“Extraordinary Effort, Spectacular Failure” declares its ethos with clarity and directness in advance of any art. There is no irony in this claim nor in the work, a diverse presentation of mixed media that represents the culmination of six artists’ recent Chicago Artists Coalition HATCH residencies. Curated by HATCH resident Erin Toale, the exhibition meditates on David Foster Wallace’s notion of the “anti-rebel,” an imagined figure whose earnest and dogged effort, Foster suggests, might be the much needed antidote to all that is too cool in today’s hip culture. Accordingly, the artists here are visibly struggling, not with the quest of “making it” but with questions of practice and identity, among many others.
Nora Renick Rinehart has woven strips of color photographs of skyscapes into patterned quilts that are as much about the fragmentation of vision as they are about labor and craft. Jesse Seay’s netted column of gauzy Kevlar and wire sparkles with a woven circuit of white LEDs that appears at once delicate and precise. Overcoming the conditioned instinct to see kitsch is a rewarding challenge among these works, which yield so much more.
Liz Gadelha’s “Give and Take” invites visitors to sit with a partner and braid fabric, or conversely, to undo the braids if they are found completed. Labor, messiness, and futility intermingle throughout the show, but they are especially salient in Lori Felker’s “A Trip to Always Falls,” a floor-projected video of an aerial view on the artist’s repeated efforts to fall down while entering a front door carrying groceries. In a video made with the artist collective Sebura&Gartelmann, Felker attempts to write the words spoken at her by the two artists as they read from magazines into traffic cones pointed at her ears.

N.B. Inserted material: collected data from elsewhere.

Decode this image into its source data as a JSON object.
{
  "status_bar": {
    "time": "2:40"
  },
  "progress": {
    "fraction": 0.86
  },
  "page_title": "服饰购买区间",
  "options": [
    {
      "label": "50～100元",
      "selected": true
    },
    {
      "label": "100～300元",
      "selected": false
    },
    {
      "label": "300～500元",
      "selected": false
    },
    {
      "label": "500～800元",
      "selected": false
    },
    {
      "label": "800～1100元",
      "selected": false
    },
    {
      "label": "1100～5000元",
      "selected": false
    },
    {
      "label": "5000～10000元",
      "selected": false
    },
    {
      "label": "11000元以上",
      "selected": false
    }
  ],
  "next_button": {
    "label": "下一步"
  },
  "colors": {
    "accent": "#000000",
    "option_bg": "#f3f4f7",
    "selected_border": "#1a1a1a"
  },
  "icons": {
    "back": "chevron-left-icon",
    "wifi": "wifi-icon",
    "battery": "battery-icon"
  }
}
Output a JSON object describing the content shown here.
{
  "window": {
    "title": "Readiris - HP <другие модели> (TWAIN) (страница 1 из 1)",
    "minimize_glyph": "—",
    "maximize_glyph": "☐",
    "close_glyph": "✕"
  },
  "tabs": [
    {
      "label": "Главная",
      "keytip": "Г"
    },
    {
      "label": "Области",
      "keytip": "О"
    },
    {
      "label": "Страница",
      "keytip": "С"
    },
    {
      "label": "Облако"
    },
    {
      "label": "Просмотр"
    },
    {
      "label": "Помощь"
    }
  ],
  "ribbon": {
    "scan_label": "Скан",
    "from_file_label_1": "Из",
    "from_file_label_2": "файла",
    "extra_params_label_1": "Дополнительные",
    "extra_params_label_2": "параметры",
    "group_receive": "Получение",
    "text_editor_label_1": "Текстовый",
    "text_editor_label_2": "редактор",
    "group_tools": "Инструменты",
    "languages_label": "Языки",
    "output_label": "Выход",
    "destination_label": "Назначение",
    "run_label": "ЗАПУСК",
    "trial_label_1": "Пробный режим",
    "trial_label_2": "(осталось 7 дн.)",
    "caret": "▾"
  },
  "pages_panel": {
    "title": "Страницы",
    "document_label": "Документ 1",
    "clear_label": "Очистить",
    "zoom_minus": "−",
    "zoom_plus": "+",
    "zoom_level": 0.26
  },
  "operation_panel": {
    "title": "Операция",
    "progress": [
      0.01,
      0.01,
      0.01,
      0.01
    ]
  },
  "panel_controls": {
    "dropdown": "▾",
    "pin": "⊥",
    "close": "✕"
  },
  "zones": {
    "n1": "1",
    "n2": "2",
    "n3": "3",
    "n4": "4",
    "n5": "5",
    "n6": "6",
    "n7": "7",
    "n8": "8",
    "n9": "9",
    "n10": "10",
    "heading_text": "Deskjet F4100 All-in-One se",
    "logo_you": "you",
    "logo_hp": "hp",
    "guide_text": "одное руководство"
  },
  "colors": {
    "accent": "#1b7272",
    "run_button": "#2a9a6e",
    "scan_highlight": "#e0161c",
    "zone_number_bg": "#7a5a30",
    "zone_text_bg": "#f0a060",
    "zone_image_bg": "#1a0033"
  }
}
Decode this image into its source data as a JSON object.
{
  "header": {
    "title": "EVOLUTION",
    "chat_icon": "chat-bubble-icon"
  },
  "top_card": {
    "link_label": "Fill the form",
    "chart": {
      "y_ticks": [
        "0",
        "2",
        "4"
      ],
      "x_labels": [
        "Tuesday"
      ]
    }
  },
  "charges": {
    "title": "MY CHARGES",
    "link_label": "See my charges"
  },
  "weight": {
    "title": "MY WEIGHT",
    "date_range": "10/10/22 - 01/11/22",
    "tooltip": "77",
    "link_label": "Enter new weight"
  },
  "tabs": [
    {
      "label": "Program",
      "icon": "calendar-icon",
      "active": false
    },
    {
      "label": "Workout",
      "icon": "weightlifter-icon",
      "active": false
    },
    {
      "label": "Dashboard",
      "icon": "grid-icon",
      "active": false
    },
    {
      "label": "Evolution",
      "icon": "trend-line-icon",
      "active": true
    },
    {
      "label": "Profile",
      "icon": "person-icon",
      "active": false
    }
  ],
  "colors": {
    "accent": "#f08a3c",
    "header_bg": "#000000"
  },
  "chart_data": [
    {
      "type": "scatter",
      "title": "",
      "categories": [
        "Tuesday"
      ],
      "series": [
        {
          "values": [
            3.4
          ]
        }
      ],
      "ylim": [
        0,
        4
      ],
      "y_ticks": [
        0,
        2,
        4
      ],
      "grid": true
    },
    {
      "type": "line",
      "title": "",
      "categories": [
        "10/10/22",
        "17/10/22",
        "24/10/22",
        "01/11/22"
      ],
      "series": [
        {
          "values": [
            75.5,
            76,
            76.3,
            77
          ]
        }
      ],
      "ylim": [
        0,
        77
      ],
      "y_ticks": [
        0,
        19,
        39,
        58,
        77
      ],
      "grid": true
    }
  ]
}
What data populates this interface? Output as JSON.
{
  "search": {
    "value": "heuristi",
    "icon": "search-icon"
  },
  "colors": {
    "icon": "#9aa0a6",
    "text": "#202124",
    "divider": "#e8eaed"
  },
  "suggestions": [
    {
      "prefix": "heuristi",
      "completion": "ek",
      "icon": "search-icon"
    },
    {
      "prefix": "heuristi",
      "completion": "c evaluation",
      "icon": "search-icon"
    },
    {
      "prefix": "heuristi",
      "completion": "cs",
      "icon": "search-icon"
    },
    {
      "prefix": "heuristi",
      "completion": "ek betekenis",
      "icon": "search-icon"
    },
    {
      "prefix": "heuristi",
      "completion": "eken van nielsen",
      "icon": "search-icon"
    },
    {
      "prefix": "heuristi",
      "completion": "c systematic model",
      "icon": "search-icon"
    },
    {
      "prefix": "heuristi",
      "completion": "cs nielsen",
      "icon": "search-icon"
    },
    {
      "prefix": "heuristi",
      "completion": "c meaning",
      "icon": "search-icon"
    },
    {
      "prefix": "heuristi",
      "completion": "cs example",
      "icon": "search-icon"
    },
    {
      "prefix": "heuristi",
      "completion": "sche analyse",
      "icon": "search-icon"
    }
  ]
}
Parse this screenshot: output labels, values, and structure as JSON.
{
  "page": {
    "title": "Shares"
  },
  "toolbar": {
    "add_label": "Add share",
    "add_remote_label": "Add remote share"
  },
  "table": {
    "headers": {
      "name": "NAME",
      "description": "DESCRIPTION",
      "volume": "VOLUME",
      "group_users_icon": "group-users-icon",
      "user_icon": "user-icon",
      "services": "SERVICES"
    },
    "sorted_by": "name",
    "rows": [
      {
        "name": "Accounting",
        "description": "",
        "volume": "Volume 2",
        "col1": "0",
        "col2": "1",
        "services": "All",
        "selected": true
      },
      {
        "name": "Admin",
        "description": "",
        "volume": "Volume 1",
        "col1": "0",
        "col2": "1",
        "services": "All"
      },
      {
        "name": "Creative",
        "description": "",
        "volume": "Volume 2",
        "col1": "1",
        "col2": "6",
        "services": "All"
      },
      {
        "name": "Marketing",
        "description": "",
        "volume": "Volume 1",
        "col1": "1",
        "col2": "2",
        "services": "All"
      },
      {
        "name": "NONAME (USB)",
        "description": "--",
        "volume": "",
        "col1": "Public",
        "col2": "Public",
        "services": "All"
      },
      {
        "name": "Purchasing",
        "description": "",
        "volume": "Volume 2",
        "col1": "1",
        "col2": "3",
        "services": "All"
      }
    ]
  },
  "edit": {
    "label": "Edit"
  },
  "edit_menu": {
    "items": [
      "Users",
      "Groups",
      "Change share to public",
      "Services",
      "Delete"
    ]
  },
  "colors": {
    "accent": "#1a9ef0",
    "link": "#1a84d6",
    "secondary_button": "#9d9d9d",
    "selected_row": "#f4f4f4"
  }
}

Futility becomes admirable, no more so than in a printout of Wolfie E. Rawk’s messaging exchange with a “Community Operations” manager at Facebook who repeatedly denies the artist’s efforts to maintain their chosen profile name based on identity rules that deny the trans experience. We have a long way to go, the exhibition foretells, but it will be okay. (Elliot Reichert)
Through March 26 at Chicago Artists Coalition, 217 North Carpenter.